Mit dem Eintritt der beiden Nachbarstaaten Polen und Litauen in die Europäische Union wird sich das Wohlstandsgefälle zwischen den beiden Ostseeländern und Kaliningrad eher noch vergrößern. Dennoch sorgt die EU auch für Hoffnung: "Sie wird eine politische und wirtschaftliche Öffnung unserer Region auslösen", glaubt André Malaschenko aus der Stadtverwaltung. Zwar werde man immer ein Teil der Russischen Förderation bleiben, meint der in Karelien geborene Sohn finnisch-russischer Eltern und erteilt damit diversen Separationsbestrebungen eine deutliche Absage, dennoch denkt er vorsichtig über eine "ausgewogenere Selbstverwaltung" nach. Die EU könne doch helfen, glaubt er, Kaliningrad als souveräne Region innerhalb der Russischen Föderation zu etablieren. "Wir Kaliningrader sind Europäer. Wir gehören zwar nicht zur EU, aber zu Europa."

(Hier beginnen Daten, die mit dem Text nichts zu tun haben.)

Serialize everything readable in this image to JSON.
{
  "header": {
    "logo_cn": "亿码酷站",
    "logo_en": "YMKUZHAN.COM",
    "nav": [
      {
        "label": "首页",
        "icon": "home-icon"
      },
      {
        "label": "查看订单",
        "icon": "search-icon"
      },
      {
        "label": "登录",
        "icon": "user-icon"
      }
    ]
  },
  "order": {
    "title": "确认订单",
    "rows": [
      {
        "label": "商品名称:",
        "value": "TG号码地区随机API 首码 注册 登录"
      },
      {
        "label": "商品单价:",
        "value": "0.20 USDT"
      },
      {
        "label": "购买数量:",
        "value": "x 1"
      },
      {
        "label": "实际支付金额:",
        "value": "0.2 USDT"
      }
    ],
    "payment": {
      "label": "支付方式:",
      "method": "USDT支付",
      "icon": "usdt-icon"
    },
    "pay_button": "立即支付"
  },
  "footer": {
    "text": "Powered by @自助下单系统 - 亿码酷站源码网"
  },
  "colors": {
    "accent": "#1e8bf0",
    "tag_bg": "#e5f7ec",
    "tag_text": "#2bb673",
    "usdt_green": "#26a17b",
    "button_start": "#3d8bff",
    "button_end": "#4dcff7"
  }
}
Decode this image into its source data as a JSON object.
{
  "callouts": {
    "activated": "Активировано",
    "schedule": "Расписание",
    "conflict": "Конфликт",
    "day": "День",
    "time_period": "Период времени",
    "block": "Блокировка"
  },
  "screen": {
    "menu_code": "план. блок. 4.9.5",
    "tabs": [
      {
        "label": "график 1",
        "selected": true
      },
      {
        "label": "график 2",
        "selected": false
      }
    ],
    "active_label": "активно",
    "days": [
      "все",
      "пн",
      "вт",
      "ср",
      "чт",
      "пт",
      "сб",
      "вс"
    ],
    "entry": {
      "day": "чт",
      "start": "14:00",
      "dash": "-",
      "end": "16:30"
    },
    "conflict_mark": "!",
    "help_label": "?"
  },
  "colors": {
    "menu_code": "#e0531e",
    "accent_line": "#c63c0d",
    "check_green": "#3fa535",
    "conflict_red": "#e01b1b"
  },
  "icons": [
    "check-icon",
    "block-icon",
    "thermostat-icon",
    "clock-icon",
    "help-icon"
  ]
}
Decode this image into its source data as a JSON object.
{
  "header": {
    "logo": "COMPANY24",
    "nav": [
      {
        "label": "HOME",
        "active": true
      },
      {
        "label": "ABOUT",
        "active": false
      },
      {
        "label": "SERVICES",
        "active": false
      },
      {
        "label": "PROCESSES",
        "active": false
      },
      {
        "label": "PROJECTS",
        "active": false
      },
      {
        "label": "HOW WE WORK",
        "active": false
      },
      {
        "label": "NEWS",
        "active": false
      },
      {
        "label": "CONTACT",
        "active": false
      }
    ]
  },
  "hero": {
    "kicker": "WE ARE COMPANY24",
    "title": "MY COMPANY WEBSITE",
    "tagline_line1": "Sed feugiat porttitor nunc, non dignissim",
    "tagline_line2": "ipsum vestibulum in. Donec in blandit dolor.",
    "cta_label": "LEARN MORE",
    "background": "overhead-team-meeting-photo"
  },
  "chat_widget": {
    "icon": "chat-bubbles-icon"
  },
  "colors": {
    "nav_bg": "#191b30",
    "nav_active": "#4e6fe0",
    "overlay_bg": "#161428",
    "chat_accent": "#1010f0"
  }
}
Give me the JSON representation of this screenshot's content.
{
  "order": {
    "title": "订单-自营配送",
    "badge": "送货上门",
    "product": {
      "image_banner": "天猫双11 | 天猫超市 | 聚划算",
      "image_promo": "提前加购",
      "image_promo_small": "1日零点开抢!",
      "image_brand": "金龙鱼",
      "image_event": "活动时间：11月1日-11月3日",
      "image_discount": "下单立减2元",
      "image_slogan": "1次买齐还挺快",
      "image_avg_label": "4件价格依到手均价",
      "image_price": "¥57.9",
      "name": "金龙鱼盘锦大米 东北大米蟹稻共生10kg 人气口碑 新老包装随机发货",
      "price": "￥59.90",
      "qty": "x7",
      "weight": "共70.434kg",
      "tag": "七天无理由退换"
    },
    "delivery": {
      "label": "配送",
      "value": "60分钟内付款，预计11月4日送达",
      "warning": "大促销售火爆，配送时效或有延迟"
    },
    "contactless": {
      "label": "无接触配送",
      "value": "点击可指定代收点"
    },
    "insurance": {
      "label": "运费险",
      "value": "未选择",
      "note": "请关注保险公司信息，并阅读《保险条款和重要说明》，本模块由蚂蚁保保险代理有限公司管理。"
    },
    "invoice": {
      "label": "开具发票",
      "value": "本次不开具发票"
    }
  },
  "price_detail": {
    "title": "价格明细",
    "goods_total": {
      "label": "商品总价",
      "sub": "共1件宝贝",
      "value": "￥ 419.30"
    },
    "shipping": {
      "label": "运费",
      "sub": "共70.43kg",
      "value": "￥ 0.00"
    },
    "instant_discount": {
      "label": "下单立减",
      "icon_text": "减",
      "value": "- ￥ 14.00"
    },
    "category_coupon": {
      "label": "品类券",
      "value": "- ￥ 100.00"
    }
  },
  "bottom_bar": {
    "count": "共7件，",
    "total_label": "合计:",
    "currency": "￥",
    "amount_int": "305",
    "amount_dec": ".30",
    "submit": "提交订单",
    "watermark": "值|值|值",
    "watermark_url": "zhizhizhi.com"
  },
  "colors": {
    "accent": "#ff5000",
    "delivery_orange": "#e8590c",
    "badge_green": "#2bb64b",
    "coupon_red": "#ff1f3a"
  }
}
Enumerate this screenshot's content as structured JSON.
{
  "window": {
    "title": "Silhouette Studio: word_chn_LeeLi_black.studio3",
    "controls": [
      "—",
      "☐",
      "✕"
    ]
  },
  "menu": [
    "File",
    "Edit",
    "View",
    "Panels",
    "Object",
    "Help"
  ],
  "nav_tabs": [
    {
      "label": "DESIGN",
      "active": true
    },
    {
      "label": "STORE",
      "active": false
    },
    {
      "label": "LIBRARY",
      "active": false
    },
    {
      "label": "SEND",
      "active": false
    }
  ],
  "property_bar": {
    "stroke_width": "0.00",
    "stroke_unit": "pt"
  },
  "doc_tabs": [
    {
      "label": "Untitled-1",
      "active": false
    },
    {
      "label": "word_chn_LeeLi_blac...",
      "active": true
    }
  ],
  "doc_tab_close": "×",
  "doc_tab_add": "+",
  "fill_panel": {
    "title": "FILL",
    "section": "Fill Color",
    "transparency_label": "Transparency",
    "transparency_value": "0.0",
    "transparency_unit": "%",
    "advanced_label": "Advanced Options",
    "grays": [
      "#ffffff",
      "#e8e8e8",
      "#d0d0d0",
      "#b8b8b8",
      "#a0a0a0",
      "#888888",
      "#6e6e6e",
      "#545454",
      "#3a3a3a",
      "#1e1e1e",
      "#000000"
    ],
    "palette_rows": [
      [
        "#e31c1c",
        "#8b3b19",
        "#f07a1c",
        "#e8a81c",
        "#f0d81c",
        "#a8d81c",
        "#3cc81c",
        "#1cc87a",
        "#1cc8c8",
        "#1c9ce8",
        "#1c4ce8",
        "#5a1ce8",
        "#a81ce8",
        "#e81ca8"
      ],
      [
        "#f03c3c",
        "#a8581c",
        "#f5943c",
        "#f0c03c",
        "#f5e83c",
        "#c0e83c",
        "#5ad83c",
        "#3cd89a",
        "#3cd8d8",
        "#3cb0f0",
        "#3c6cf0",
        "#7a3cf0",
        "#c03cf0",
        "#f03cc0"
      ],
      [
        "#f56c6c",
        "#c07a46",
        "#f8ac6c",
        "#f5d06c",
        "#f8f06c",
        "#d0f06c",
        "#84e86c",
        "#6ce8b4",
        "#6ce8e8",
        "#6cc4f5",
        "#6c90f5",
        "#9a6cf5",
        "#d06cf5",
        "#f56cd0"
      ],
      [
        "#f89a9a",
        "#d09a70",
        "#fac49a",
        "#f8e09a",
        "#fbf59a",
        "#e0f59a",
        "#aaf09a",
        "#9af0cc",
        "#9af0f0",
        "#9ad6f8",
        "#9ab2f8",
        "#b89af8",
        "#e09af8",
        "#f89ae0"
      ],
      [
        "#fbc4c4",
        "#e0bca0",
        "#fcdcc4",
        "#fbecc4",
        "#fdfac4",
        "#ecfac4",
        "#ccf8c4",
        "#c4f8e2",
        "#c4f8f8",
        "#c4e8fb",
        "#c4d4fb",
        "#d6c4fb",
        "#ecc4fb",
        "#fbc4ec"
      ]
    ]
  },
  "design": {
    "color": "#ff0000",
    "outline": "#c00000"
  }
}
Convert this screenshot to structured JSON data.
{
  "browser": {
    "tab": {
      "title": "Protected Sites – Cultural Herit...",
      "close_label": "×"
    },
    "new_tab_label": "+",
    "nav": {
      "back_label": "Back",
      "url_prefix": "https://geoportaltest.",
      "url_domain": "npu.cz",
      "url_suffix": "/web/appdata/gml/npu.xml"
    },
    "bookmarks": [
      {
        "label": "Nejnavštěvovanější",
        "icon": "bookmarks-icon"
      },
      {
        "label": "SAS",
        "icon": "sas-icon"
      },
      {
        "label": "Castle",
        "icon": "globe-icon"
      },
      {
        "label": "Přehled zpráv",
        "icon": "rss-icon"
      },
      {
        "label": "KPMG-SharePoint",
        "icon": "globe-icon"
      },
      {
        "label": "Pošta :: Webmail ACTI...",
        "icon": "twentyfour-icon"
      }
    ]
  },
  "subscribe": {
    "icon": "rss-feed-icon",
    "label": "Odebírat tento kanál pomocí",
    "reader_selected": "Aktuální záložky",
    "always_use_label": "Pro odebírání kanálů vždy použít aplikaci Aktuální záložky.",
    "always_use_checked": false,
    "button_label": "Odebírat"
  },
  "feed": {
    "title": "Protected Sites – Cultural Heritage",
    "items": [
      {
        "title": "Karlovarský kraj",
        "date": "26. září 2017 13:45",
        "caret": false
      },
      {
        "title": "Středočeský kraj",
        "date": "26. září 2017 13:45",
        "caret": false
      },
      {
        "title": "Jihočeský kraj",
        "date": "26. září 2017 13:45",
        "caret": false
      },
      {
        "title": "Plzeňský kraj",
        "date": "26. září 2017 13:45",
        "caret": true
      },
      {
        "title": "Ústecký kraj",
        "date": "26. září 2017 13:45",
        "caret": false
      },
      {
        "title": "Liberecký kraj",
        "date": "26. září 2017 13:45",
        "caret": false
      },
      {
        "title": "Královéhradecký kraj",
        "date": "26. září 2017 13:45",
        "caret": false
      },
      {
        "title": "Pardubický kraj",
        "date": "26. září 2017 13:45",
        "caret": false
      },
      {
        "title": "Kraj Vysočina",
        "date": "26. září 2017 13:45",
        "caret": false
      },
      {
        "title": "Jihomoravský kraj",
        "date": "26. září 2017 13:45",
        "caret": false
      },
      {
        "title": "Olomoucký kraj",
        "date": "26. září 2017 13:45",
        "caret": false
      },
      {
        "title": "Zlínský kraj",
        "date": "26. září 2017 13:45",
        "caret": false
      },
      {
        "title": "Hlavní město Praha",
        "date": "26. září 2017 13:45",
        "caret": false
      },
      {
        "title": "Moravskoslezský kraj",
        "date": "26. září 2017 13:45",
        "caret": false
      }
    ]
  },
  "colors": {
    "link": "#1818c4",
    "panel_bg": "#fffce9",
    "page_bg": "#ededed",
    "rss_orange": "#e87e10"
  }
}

Im Kaliningrader Gebiet, das vom Territorium her etwa der Größe Schleswig-Holsteins entspricht, leben derzeit 950.000 Menschen - Russen, Weißrussen, Usbeken, Kasachen, Aserbaidschaner, Ukrainer, Armenier, 97 Nationalitäten insgesamt. Ein klares Indiz für den Wandel in der Identität der Stadt, wie er in den vergangenen 60 Jahren stattgefunden hat. Rund 2,5 Millionen Deutsche lebten 1944 in ganz Ostpreußen - in der Kaliningrader Oblast, einem Drittel des Topos von einst, sind es heute noch 5.700.

"Im Ergebnis der Kriegskämpfe", schrieb der 1964 in Kaliningrad geborene Autor Alexander Papadin, "blieben von der Stadt nur der verkohlte Rumpf und die umfangreiche Geschichte übrig. Einige Bruchstücke von Königsberg schwimmen im Körper Kaliningrads, manche wachsen hinein, andere bleiben fremd wie ein Kugelstück im Menschenkörper."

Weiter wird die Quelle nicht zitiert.